Do I still apply the BRINDA regression correction if there is no correlation between CRP and/or AGP and the selected nutritional biomarker?

The regression correction should be done if both the biological relation between CRP and/or AGP and the selected nutritional biomarker has been warranted in previous literature, and there is also an evident correlation in the individual survey dataset 

What if I only have CRP or AGP?

The BRINDA regression correction can be applied for CRP or AGP only or both. Single inflammatory biomarker macro is provided on the BRINDA website. 

What do I do with the model intercept in the BRINDA regression correction for inflammation approach?

Ignore the intercept, just use the beta coefficient. Do not specify a “no intercept model,” as that would artificially influence your beta estimate. A model with a linear model with intercept must be fitted.  

What if I have a different inflammatory biomarker other than CRP or AGP (e.g., IL-1, calcitonin)?

 There is literature that has published ways to account for inflammation when assessing micronutrients not using CRP and AGP, specifically. For the BRINDA approach, however, the relationships between other inflammatory biomarkers and nutritional biomarkers have not been conducted. Therefore, we don’t have formal recommendations. CRP and AGP are the most commonly measured inflammatory proteins in nutrition surveys, so BRINDA analyses have focused on these biomarkers. 

Can the BRINDA approach be used for populations other than preschool children, school-aged children, or women of reproductive age? For example, newborns, men pregnant women? 

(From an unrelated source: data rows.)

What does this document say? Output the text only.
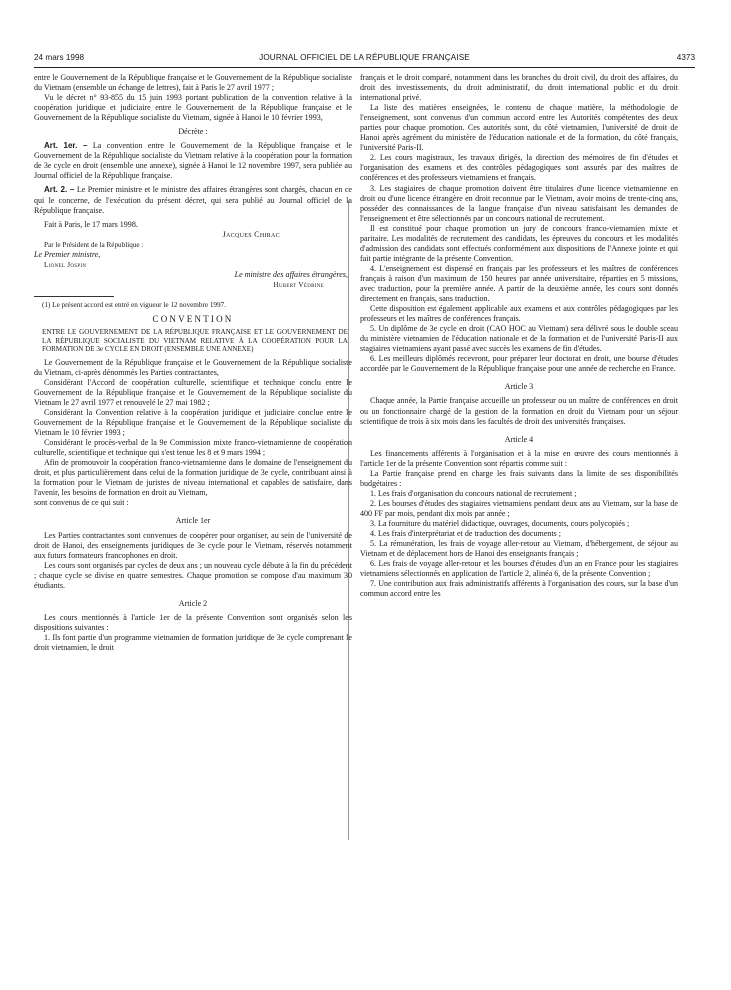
24 mars 1998	JOURNAL OFFICIEL DE LA RÉPUBLIQUE FRANÇAISE	4373

entre le Gouvernement de la République française et le Gouvernement de la République socialiste du Vietnam (ensemble un échange de lettres), fait à Paris le 27 avril 1977 ;

Vu le décret n° 93-855 du 15 juin 1993 portant publication de la convention relative à la coopération juridique et judiciaire entre le Gouvernement de la République française et le Gouvernement de la République socialiste du Vietnam, signée à Hanoi le 10 février 1993,

Décrète :

Art. 1er. – La convention entre le Gouvernement de la République française et le Gouvernement de la République socialiste du Vietnam relative à la coopération pour la formation de 3e cycle en droit (ensemble une annexe), signée à Hanoi le 12 novembre 1997, sera publiée au Journal officiel de la République française.

Art. 2. – Le Premier ministre et le ministre des affaires étrangères sont chargés, chacun en ce qui le concerne, de l'exécution du présent décret, qui sera publié au Journal officiel de la République française.

Fait à Paris, le 17 mars 1998.

Jacques Chirac

Par le Président de la République :

Le Premier ministre,

Lionel Jospin

Le ministre des affaires étrangères,

Hubert Védrine

(1) Le présent accord est entré en vigueur le 12 novembre 1997.

CONVENTION

ENTRE LE GOUVERNEMENT DE LA RÉPUBLIQUE FRANÇAISE ET LE GOUVERNEMENT DE LA RÉPUBLIQUE SOCIALISTE DU VIETNAM RELATIVE À LA COOPÉRATION POUR LA FORMATION DE 3e CYCLE EN DROIT (ENSEMBLE UNE ANNEXE)

Le Gouvernement de la République française et le Gouvernement de la République socialiste du Vietnam, ci-après dénommés les Parties contractantes,

Considérant l'Accord de coopération culturelle, scientifique et technique conclu entre le Gouvernement de la République française et le Gouvernement de la République socialiste du Vietnam le 27 avril 1977 et renouvelé le 27 mai 1982 ;

Considérant la Convention relative à la coopération juridique et judiciaire conclue entre le Gouvernement de la République française et le Gouvernement de la République socialiste du Vietnam le 10 février 1993 ;

Considérant le procès-verbal de la 9e Commission mixte franco-vietnamienne de coopération culturelle, scientifique et technique qui s'est tenue les 8 et 9 mars 1994 ;

Afin de promouvoir la coopération franco-vietnamienne dans le domaine de l'enseignement du droit, et plus particulièrement dans celui de la formation juridique de 3e cycle, contribuant ainsi à la formation pour le Vietnam de juristes de niveau international et capables de satisfaire, dans l'avenir, les besoins de formation en droit au Vietnam,

sont convenus de ce qui suit :

Article 1er

Les Parties contractantes sont convenues de coopérer pour organiser, au sein de l'université de droit de Hanoi, des enseignements juridiques de 3e cycle pour le Vietnam, réservés notamment aux futurs formateurs francophones en droit.

Les cours sont organisés par cycles de deux ans ; un nouveau cycle débute à la fin du précédent ; chaque cycle se divise en quatre semestres. Chaque promotion se compose d'au maximum 30 étudiants.

Article 2

Les cours mentionnés à l'article 1er de la présente Convention sont organisés selon les dispositions suivantes :

1. Ils font partie d'un programme vietnamien de formation juridique de 3e cycle comprenant le droit vietnamien, le droit

français et le droit comparé, notamment dans les branches du droit civil, du droit des affaires, du droit des investissements, du droit administratif, du droit international public et du droit international privé.

La liste des matières enseignées, le contenu de chaque matière, la méthodologie de l'enseignement, sont convenus d'un commun accord entre les Autorités compétentes des deux parties pour chaque promotion. Ces autorités sont, du côté vietnamien, l'université de droit de Hanoi après agrément du ministère de l'éducation nationale et de la formation, du côté français, l'université Paris-II.

2. Les cours magistraux, les travaux dirigés, la direction des mémoires de fin d'études et l'organisation des examens et des contrôles pédagogiques sont assurés par des maîtres de conférences et des professeurs vietnamiens et français.

3. Les stagiaires de chaque promotion doivent être titulaires d'une licence vietnamienne en droit ou d'une licence étrangère en droit reconnue par le Vietnam, avoir moins de trente-cinq ans, posséder des connaissances de la langue française d'un niveau satisfaisant les demandes de l'enseignement et être sélectionnés par un concours national de recrutement.

Il est constitué pour chaque promotion un jury de concours franco-vietnamien mixte et paritaire. Les modalités de recrutement des candidats, les épreuves du concours et les modalités d'admission des candidats sont effectués conformément aux dispositions de l'Annexe jointe et qui fait partie intégrante de la présente Convention.

4. L'enseignement est dispensé en français par les professeurs et les maîtres de conférences français à raison d'un maximum de 150 heures par année universitaire, réparties en 5 missions, avec traduction, pour la première année. A partir de la deuxième année, les cours sont donnés directement en français, sans traduction.

Cette disposition est également applicable aux examens et aux contrôles pédagogiques par les professeurs et les maîtres de conférences français.

5. Un diplôme de 3e cycle en droit (CAO HOC au Vietnam) sera délivré sous le double sceau du ministère vietnamien de l'éducation nationale et de la formation et de l'université Paris-II aux stagiaires vietnamiens ayant passé avec succès les examens de fin d'études.

6. Les meilleurs diplômés recevront, pour préparer leur doctorat en droit, une bourse d'études accordée par le Gouvernement de la République française pour une année de recherche en France.

Article 3

Chaque année, la Partie française accueille un professeur ou un maître de conférences en droit ou un fonctionnaire chargé de la gestion de la formation en droit du Vietnam pour un séjour scientifique de trois à six mois dans les facultés de droit des universités françaises.

Article 4

Les financements afférents à l'organisation et à la mise en œuvre des cours mentionnés à l'article 1er de la présente Convention sont répartis comme suit :

La Partie française prend en charge les frais suivants dans la limite de ses disponibilités budgétaires :

1. Les frais d'organisation du concours national de recrutement ;

2. Les bourses d'études des stagiaires vietnamiens pendant deux ans au Vietnam, sur la base de 400 FF par mois, pendant dix mois par année ;

3. La fourniture du matériel didactique, ouvrages, documents, cours polycopiés ;

4. Les frais d'interprétariat et de traduction des documents ;

5. La rémunération, les frais de voyage aller-retour au Vietnam, d'hébergement, de séjour au Vietnam et de déplacement hors de Hanoi des enseignants français ;

6. Les frais de voyage aller-retour et les bourses d'études d'un an en France pour les stagiaires vietnamiens sélectionnés en application de l'article 2, alinéa 6, de la présente Convention ;

7. Une contribution aux frais administratifs afférents à l'organisation des cours, sur la base d'un commun accord entre les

Unclear. Investigation of these target groups is warranted in future studies. However, the BRINDA approach has been applied to other population groups and that decision is at the discretion of the researchers. 

Can BRINDA approach be used in clinical settings?

At the current time, the BRINDA approach cannot be used in clinical settings. It is intended to improve the accurate estimation of population-based surveillance of micronutrient deficiencies. The validity of the BRINDA approach in clinical settings may be s warranted in future studies. 

Does BRINDA exclude outliers?

No, we don’t exclude outliers, however, we do flag biologically implausible values for hemoglobin We do not have any flag variables for other biomarkers as we do not know if the extreme value is due to error or due to inflammation.